Juan González de Mendoza O.S.A. was born at Toledo in Spain in 1545. He was from a rich and noble family. He first made a career in the army, and only later became a member of the Order of Saint Augustine. He was sent by Philip II, the King of Spain, to China. He was there from 1580 to 1583, and collected materials for the book he would later write.
In 1585 he published a book in Rome that was written in Spanish. It was named, Historia de las cosas mas notables, ritos y costumbres, del gran reyno de la China : sabidas assi por los libros de los mesmos chinas como por relacion de religiosos y otras personas que an estado en el dicho Reyno ... / hecha y ordenada por ... Fr. Ioan Gonçalez de Mendoça de la Orden de S. Augustin ... ; con un itinerario del nueuo Mundo
The first edition stated the city of publication, the year of printing, the name of the publisher and the name of the printer, as follows: Rome, Bartholome Grassi, en la Stampa de Vicentio Accolti 1585. As well as his own insights about China, the book is an editing by Mendoza of the experiences of other priests not only in China but also much of the New World and Asia generally. First there is a succinct tour of Cuba, Santo Domingo, Puerto Rico, Mexico, and Central America. Topics of special interest to Mendoza were natural history, the practices of land owning and management of the local people (inaccurately called "Indians"), and Spanish cultural developments.
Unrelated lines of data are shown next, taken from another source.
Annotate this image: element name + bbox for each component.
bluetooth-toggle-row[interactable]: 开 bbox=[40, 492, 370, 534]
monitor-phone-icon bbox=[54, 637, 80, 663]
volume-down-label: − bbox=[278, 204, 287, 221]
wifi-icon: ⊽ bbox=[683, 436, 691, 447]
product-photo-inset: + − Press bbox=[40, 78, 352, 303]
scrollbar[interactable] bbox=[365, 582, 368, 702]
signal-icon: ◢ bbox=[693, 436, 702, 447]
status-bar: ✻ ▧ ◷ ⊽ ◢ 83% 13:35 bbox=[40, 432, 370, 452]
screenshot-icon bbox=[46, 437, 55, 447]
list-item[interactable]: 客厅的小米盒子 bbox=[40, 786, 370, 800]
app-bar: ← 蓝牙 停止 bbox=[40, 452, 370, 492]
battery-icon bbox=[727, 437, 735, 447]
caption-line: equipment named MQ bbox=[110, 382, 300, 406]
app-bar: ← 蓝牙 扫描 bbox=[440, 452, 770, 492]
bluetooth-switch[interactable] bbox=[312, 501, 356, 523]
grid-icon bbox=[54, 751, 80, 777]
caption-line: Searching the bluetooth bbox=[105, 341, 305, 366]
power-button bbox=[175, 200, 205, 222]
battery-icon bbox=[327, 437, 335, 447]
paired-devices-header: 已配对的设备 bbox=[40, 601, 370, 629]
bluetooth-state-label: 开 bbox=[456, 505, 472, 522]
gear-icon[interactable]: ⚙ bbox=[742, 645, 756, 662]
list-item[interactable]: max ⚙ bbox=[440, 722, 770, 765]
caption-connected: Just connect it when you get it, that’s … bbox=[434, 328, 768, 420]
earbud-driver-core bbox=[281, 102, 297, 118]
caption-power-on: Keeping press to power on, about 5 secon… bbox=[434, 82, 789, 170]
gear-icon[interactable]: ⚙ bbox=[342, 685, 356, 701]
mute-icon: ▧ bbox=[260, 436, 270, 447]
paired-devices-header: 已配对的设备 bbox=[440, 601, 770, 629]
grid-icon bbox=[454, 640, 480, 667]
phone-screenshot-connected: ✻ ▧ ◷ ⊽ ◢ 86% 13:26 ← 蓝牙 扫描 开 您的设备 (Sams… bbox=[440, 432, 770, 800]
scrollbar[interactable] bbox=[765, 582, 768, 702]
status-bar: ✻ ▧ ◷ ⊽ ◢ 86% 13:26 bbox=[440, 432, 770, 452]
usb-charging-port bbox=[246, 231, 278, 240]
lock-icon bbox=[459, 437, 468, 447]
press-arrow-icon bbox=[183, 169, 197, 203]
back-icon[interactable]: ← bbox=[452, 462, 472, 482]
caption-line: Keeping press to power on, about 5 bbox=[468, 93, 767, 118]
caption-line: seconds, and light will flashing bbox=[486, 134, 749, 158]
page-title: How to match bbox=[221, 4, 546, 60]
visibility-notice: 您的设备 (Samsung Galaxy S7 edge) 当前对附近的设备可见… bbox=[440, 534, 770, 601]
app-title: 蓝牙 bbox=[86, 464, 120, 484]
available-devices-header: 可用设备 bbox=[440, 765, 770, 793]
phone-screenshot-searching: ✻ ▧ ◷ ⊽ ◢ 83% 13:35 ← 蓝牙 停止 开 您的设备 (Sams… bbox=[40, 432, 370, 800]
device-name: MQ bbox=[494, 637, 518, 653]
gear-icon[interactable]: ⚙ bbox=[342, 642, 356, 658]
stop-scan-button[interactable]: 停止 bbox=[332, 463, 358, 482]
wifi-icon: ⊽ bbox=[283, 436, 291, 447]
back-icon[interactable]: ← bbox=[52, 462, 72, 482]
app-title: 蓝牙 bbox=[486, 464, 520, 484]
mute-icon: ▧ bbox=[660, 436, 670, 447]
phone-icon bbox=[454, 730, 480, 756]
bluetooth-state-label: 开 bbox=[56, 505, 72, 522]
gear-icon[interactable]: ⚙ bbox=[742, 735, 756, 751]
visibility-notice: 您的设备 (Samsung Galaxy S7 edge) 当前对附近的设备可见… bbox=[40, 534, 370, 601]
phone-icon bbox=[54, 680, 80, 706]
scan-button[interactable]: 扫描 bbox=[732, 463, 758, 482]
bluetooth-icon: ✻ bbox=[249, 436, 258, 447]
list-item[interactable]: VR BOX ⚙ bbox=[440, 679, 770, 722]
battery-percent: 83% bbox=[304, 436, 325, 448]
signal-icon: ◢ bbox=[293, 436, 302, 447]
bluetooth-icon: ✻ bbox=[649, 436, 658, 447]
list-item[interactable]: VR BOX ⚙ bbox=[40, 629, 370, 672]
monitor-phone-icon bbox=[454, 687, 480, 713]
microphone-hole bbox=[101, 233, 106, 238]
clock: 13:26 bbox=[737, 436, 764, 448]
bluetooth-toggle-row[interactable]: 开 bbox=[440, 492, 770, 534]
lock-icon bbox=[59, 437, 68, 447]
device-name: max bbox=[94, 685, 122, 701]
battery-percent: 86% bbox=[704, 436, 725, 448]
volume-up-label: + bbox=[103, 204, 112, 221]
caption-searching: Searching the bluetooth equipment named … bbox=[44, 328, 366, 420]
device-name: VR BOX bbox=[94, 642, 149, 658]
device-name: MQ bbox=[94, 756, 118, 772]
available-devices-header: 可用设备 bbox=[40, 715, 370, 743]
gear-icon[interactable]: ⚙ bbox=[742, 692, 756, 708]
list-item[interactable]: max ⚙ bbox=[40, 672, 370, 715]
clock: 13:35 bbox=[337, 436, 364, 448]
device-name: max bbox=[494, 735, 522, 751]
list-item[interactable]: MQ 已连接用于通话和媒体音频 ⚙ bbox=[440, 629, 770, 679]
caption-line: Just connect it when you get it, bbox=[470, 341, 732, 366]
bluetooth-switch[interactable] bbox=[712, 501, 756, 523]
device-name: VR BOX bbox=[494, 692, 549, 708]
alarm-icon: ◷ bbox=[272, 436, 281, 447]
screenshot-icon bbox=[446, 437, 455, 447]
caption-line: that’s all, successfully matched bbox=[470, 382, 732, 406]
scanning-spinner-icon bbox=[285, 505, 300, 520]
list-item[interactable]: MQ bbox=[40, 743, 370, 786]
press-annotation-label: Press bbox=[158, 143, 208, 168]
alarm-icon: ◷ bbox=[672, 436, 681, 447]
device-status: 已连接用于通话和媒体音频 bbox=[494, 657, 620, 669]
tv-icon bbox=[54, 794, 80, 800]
Abraham Ortelius (1527-1598), the famous maker of maps at that time, stated in his atlas that he obtained more information concerning America from this book by Mendoza than from any other single work; that certainly was great praise. http://en.wikipedia.org/wiki/Abraham_Ortelius The important section entitled, Itinerario del Nuevo Mundo ("Travel in the New World"), describes the voyage from Spain to China, via the Canary Islands, Santo Domingo, Mexico, New Mexico, Acapulco, the Ladrones, and the Philippines.
Mention is made of commodities available in the various places, the condition of the peoples met with, and a wide variety of other useful information. The book had been called "an advertisement of nearly all of the Spanish and Portuguese overseas connections." In addition to its great content about Latin America, the book offers rich data on China. It was the first book printed in Europe to contain an illustration of a number of Chinese characters. As well, it makes important observations on the nature of Chinese writing and its ideographic nature.
It was the most influential and detailed work on China prepared in the sixteenth century, and was the first history of contemporary China published in a European language. Its popularity may be accounted for in part by the great and unsatisfied demand which existed everywhere in Europe for a comprehensive and authoritative survey of China. In fact, the authority of this book by Mendoza was so great that it became the point of departure and the basis of comparison for all subsequent European works on China written before the eighteenth century.
Japan, the Maluccas (the Spice Islands), and the Philippines were also included by Mendoza. The Philippines, their history, indigenous populations, and "conquest by the Spaniards and missionaries" are treated in several places. For this coverage, he had reports of the first Christian activity in the Philippines by the Order of Saint Augustine, which had begun ten years previously in 1575.
For interesting materials on the Malaccas (the Spice Islands) and Indochina, Mendoza reported, for example, the experiences of men such as the Franciscan, Martin Ignatius de Loyola; the latter was a relative of Saint Ignatius Loyola, and served in Asia in 1579. Before the end of the century this book by Mendoza had been translated into most European languages and had become one of the best-selling books of its day. Its translation into the Italian language happened in 1586, only one year after initial edition appeared in Spanish at Rome. Two more Italian editions quickly followed.
The rate at which demand for this book increased is indicated by the rapid appearance of nine editions in four major Continental European languages in the following eight years. It was printed in Italian at Rome during 1585 and again in 1586, in Venice during 1586 and 1588 and 1590; in Spanish in Madrid in 1586 and at Anvers in 1596; in German at Frankfurt during 1589; and in French in Paris during 1589.
On 31st May 1593 Mendoza was appointed Bishop of Lipari, which is a volcanic island off the coast of southern Italy. He resigned in 1599, and on 7th May 1607 was appointed Bishop of Chiapas (Ciudad Real de Chiapas), Chiapas, México. On 17th November 1608 he was then transferred, and made the Bishop of Popayán, Colombia (then called New Grenada), where he died in office on 14th February 1618.
He had served on three continents, and had successively been the bishop of three different dioceses on two of these continents. To have been a bishop of three different dioceses is relatively rare. In that Phillip II of Spain had a direct voice in the appointment of bishops in the colonies of Spain, possibly the fact that Philip knew the Mendoza family in Toledo and knew Juan Mendoza personally caused this to happen without there needing to be any suggestion that Mendoza himself had either wanted it or had sought it to happen.